Multiple sclerosis patients may one day have the option of having an intelligent camera system track the disease's progress, using super-precise measurements of physical symptoms to enable better, faster and cheaper treatments.
Microsoft Corp.'s researchers teamed up with pharma giant Novartis AG to develop a system called AssessMS, which uses the company's Kinect motion camera and machine learning software to track movements, analyzing things like gait and ability to touch one's nose with a finger.
Multiple sclerosis, which affects 2.3 million people worldwide, is an incurable and unpredictable disease of the central nervous system. For some it is fatal within a few years, while many others suffer physical deterioration over several decades. Most patients have what is called relapsing-remitting MS, where symptoms flare up and then improve, making it critical for doctors to track the severity of the disease over a period of time.
That makes it challenging for physicians, who have to rely on memory and eyesight to measure changes in a MS patient's symptoms—clinicians typically use a series of physical movement tests and then repeat them at the next appointment, often months later.
"Neurologists are very good at understanding what patients need and finding the right treatments for them, but what they are not very good at is being consistent in the way they quantify symptoms," said Cecily Morrison, a Microsoft researcher at the Human Experience & Design research group in Cambridge, U.K. "Patients often see different doctors each time they are assessed and the question is—did I change or was there a change in the way the doctor scores it?"
The disease causes the immune system to attack myelin, a fatty substance that coats and protects nerve fibers. That, in turn, can interrupt nerve impulses traveling to and from the brain and spinal cord, leading to pain, fatigue, vision loss and impaired coordination. Some patients lose the ability to speak and walk. In January 2015, Google announced a deal with Biogen Inc. to study multiple sclerosis using sensors, software and data analysis. Biogen has also developed an iPad app to measure the diseases's progress.
Imprecise measurements of progression make it harder for patients and doctors to make choices about care and when to start or stop certain treatments, some of which carry side effects.

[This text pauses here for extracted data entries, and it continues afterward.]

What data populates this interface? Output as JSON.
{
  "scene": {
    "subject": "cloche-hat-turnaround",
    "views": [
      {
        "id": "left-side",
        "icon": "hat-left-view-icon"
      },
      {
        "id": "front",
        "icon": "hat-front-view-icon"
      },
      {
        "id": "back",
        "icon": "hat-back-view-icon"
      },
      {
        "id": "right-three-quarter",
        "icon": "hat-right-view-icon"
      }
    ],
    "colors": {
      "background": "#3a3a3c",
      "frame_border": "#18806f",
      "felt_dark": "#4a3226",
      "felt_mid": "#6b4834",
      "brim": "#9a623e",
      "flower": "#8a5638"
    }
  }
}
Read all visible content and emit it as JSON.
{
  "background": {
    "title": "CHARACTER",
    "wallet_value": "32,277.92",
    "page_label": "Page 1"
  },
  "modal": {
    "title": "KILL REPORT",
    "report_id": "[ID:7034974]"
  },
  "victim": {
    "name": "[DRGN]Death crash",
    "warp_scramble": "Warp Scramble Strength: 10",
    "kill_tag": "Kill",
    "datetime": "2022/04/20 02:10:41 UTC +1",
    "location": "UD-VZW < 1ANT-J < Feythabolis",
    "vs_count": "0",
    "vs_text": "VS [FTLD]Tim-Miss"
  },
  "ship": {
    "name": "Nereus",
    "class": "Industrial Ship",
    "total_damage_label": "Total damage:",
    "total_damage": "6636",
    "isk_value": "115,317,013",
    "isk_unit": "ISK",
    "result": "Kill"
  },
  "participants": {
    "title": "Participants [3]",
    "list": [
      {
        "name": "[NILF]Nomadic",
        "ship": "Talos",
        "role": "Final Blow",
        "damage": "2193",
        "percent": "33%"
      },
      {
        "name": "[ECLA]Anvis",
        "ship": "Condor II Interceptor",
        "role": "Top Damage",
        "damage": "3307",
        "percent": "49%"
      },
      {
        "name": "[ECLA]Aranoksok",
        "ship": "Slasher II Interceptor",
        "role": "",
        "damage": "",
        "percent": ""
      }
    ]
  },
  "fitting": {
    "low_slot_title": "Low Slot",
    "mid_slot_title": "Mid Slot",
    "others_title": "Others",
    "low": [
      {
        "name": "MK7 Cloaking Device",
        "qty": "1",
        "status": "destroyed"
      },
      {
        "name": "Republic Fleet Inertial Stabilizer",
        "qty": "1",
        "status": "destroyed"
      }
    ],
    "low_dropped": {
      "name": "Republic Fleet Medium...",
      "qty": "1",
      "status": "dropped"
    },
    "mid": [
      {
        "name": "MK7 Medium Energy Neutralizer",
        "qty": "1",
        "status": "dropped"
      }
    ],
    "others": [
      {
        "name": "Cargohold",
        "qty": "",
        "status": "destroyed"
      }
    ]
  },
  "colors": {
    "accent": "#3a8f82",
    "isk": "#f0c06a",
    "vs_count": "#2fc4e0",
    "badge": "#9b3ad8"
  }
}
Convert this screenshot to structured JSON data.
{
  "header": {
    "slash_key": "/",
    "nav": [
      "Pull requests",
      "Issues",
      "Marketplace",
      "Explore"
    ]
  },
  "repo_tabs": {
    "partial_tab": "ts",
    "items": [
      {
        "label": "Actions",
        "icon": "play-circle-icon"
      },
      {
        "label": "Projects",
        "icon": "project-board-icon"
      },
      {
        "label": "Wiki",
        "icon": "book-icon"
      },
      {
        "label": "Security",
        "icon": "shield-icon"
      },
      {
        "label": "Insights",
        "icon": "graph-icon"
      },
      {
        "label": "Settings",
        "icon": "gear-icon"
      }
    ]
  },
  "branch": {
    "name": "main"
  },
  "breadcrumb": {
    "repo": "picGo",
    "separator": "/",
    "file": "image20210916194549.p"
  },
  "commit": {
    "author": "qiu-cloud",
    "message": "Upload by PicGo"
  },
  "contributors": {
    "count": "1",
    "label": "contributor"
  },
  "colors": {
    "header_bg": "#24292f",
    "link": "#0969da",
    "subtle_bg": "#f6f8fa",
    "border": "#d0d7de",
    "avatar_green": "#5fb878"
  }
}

It also makes new drug trials difficult and costly for pharmaceutical companies like Novartis; because there there is so much noise in the test results, they have to try treatments on more patients and for longer times to make sure they work.
So Novartis approached Microsoft. Most multiple sclerosis patients are screened by a doctor every three to six months, and scored on their movements. Microsoft, working with three of the top MS clinics in Europe, set up a system to do the same evaluation.
Microsoft's prototype mounts a Kinect motion-sensing camera (originally designed to accompany the company's Xbox video-game consoles) on a screen, asking patients to do things like extend their arms and hold still, or touch their extended hand to the tip of their nose and then repeat with eyes closed. The camera collects precise data on the patient's movement, indicating the degree of impairment.
Microsoft got help from several neurology experts in multiple sclerosis, who scored the video clips to teach the software's algorithm how to recognize the degree of impairment. In total, the software has analyzed 150 to 300 videos for each movement, completing phase one of the project in December. This year they will expand to five new clinics and hospitals to get more patient videos to perfect the algorithms.
"The beauty of computers is they don't get tired, can be used in different settings and use the same criteria—unlike neurologists," said Paul Matthews, head of the brain sciences division at London's Imperial College. Still, Microsoft will need to prove that its camera is as effective in picking up small movements like tremors as the human eye, he said.
If the tracking systems shows promise, Novartis plans to take it to the clinical validation process and seek regulatory approval.
"We are approaching parity with humans on accuracy, but perhaps better than humans with consistency," said Antonio Criminisi, a researcher at Microsoft. "But before feeling confident that this really works all the time, we need to be able to look at many more patients." Criminisi is a 16-year veteran of Microsoft Research who has used machine learning to analyze medical data such as CT and MRI scans. While capturing and working with motion data is much harder than working with static images, the effort can make a huge difference for MS patients.
"This is really super-interesting work," said Tim Coetzee, chief advocacy, services and research officer at the National MS Society in the U.S. "The problem we are trying to solve in MS cries out for tools like this one where it is about being able to give the physician some consistent approach to measure the evolution of the disease."
Coetzee foresees a day when the technology can be used more frequently—in an in-home system, or a wearable device that gives constant feedback. That would empower patients with better information about their condition, giving them back some of the control that the disease takes away from them.
"One of the scariest things about MS is the unknown," Microsoft's Morrison said, "And measurement is one way to help."